Бог не сделал его ничто чем‑то, подарив человеку растерянное им содержание. Слова Бога «В пустоте виси!» не показывают, кому дается бытийное удостоверение, потому что ничтожество человека не отменяется: он остается «в пустоте», лишенный прописки среди вещей. Он не сущее, а «просто» бытие, подобно тому как мир это белый свет, сам не вещь, а дает видеть вещи. Теперь мы прочитываем строку Иванова с ударениями на обоих словах, «в пустоте виси», и имеем право так делать, потому что поэту не позволяется диктовать, какой смысл надо придать его словам. Они должны работать во всех смыслах. Бросая слово, поэт подставляет его так, как сам не видит, идет на риск, что его прочитают как он сам не догадается. Сказав, он отступает в сторону, не может уже управлять своим созданием, оно живет или гибнет само. Независимо от того, чего хотел или не хотел Иванов, о чем он думал и о чем нет, мы прочитываем его строку так сказать во все стороны и понимаем как она понимается.

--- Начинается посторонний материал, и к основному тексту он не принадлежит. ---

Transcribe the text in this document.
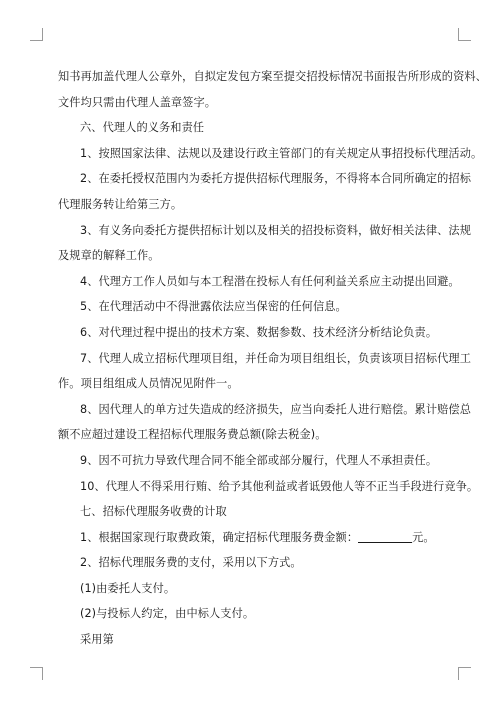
知书再加盖代理人公章外，自拟定发包方案至提交招投标情况书面报告所形成的资料、
文件均只需由代理人盖章签字。
六、代理人的义务和责任
1、按照国家法律、法规以及建设行政主管部门的有关规定从事招投标代理活动。
2、在委托授权范围内为委托方提供招标代理服务，不得将本合同所确定的招标
代理服务转让给第三方。
3、有义务向委托方提供招标计划以及相关的招投标资料，做好相关法律、法规
及规章的解释工作。
4、代理方工作人员如与本工程潜在投标人有任何利益关系应主动提出回避。
5、在代理活动中不得泄露依法应当保密的任何信息。
6、对代理过程中提出的技术方案、数据参数、技术经济分析结论负责。
7、代理人成立招标代理项目组，并任命为项目组组长，负责该项目招标代理工
作。项目组组成人员情况见附件一。
8、因代理人的单方过失造成的经济损失，应当向委托人进行赔偿。累计赔偿总
额不应超过建设工程招标代理服务费总额(除去税金)。
9、因不可抗力导致代理合同不能全部或部分履行，代理人不承担责任。
10、代理人不得采用行贿、给予其他利益或者诋毁他人等不正当手段进行竞争。
七、招标代理服务收费的计取
1、根据国家现行取费政策，确定招标代理服务费金额：	元。
2、招标代理服务费的支付，采用以下方式。
(1)由委托人支付。
(2)与投标人约定，由中标人支付。
采用第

«В пустоте виси» и пробуй на свой страх и риск из пустоты соревновать солнцу и орлу, у тебя может получиться, но пока твое прежнее ничтожество выросло только до впускающей пустоты. В пустоте какое Я? или ты? Кого замещают эти местоимения? Откуда собственно они появились? Ведь к Богу подходило ничто. Бог не занялся превращением ничто в нечто, пустота открыла только возможность, бытие еще не видно чему подарено, получатель может думать о себе разное, но со стороны дарящего он пока еще только задача. Как не о чем по сути было говорить до дара, так после дара в пустоте не возникло ничего кроме подаренного, а о нем в лучшем случае можно сказать только что оно есть. Что оно есть?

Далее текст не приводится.